Differentiable arg min
They experimented with soft arg min and probabilistic arg min. They ended up going with soft arg min because it is faster to converge and easier to optimize.
For a pixel \(i\), the optimal disparity is \(d_i = \arg \min_{d} C_i(d)\).
Applying soft arg min, \(d_i = \sum_{d=1}^{D} d \cdot \frac{\exp(-C_i(d))}{\sum_{d'} \exp(-C_i)(d'))}\).
Here \(d_i\) is a softmax weighted sum of the costs.
For probabilistic arg-min, the sample the cost proportinally to the softmax weighted sum of the costs:
\(d_i = d\) where \(P(d)=\frac{\exp(-C_i(d))}{\sum_{d'} \exp(-C_i)(d'))}\).
Architecture
Feature Network
The use a Siamese (i.e. shared weights between inputs) CNN for feature extraction.
Their CNN consists of \(K=3,4\) \(5 \times 5\) convolutions with stride \(2\) and \(32\) channels.

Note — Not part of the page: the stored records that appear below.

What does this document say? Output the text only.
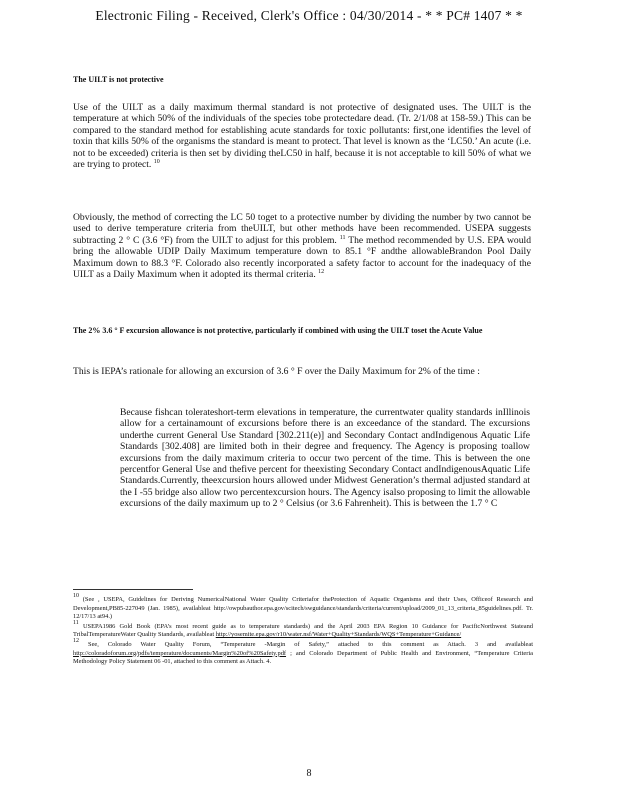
Electronic Filing - Received, Clerk's Office : 04/30/2014 - * * PC# 1407 * *
The UILT is not protective
Use of the UILT as a daily maximum thermal standard is not protective of designated uses. The UILT is the temperature at which 50% of the individuals of the species tobe protectedare dead. (Tr. 2/1/08 at 158-59.) This can be compared to the standard method for establishing acute standards for toxic pollutants: first,one identifies the level of toxin that kills 50% of the organisms the standard is meant to protect. That level is known as the ‘LC50.’ An acute (i.e. not to be exceeded) criteria is then set by dividing theLC50 in half, because it is not acceptable to kill 50% of what we are trying to protect. $^{10}$
Obviously, the method of correcting the LC 50 toget to a protective number by dividing the number by two cannot be used to derive temperature criteria from theUILT, but other methods have been recommended. USEPA suggests subtracting 2 ° C (3.6 °F) from the UILT to adjust for this problem. $^{11}$ The method recommended by U.S. EPA would bring the allowable UDIP Daily Maximum temperature down to 85.1 °F andthe allowableBrandon Pool Daily Maximum down to 88.3 °F. Colorado also recently incorporated a safety factor to account for the inadequacy of the UILT as a Daily Maximum when it adopted its thermal criteria. $^{12}$
The 2% 3.6 ° F excursion allowance is not protective, particularly if combined with using the UILT toset the Acute Value
This is IEPA’s rationale for allowing an excursion of 3.6 ° F over the Daily Maximum for 2% of the time :
Because fishcan tolerateshort-term elevations in temperature, the currentwater quality standards inIllinois allow for a certainamount of excursions before there is an exceedance of the standard. The excursions underthe current General Use Standard [302.211(e)] and Secondary Contact andIndigenous Aquatic Life Standards [302.408] are limited both in their degree and frequency. The Agency is proposing toallow excursions from the daily maximum criteria to occur two percent of the time. This is between the one percentfor General Use and thefive percent for theexisting Secondary Contact andIndigenousAquatic Life Standards.Currently, theexcursion hours allowed under Midwest Generation’s thermal adjusted standard at the I -55 bridge also allow two percentexcursion hours. The Agency isalso proposing to limit the allowable excursions of the daily maximum up to 2 ° Celsius (or 3.6 Fahrenheit). This is between the 1.7 ° C
$^{10}$ (See , USEPA, Guidelines for Deriving NumericalNational Water Quality Criteriafor theProtection of Aquatic Organisms and their Uses, Officeof Research and Development,PB85-227049 (Jan. 1985), availableat http://owpubauthor.epa.gov/scitech/swguidance/standards/criteria/current/upload/2009_01_13_criteria_85guidelines.pdf. Tr. 12/17/13 at94.)
$^{11}$ USEPA1986 Gold Book (EPA’s most recent guide as to temperature standards) and the April 2003 EPA Region 10 Guidance for PacificNorthwest Stateand TribalTemperatureWater Quality Standards, availableat http://yosemite.epa.gov/r10/water.nsf/Water+Quality+Standards/WQS+Temperature+Guidance/
$^{12}$ See, Colorado Water Quality Forum, “Temperature -Margin of Safety,” attached to this comment as Attach. 3 and availableat http://coloradoforum.org/pdfs/temperature/documents/Margin%20of%20Safety.pdf ; and Colorado Department of Public Health and Environment, “Temperature Criteria Methodology Policy Statement 06 -01, attached to this comment as Attach. 4.
8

Then they apply \(6\) residual blocks with \(3 \times 3\) Conv2d, batch norm, and LRelu (\(\alpha=0.2)\).
Finally, the have a \(3 \times 3\) conv layer.
Their final representation has \(32\) channels.
Cost Volume
They create a cost volume by taking the difference between features of the images.
The cost volume is filtered with 3 Conv3d blocks consisting of \(3\times3\times3\) Conv3d, batch-norm, and LRelu.
They have a final \( 3 \times 3 \times 3 \) Conv3d layer. Each filtering layer outputs 1 channel.
Hierarchical Refinement
They use a refinement network to upsample the coarse disparity.
First the concatenate the bilinear upsampled disparity and the color image.
Then they pass through a \(3\times3\) convolution to a 32-dimensional image.
Then they pass through 6 residual blocks of \(3\times3\) dilated convolutions, batch-norm, LReLU (\alpha=0.2).
Dilations are \(1, 2, 4, 8, 1, 1\).
Then finally a \(1 \times 1\) convolution to 1 channel of disparity.
Loss function
They supervise the network at every refinement level: \[L = \sum_{k} \rho (d_i^k - \hat{d_i})\] where:
- \(\rho\) approximates a smoothed L1 loss.
Evaluation
The evaluated on Scene Flow, KITTI 2012, and KITTI 2015.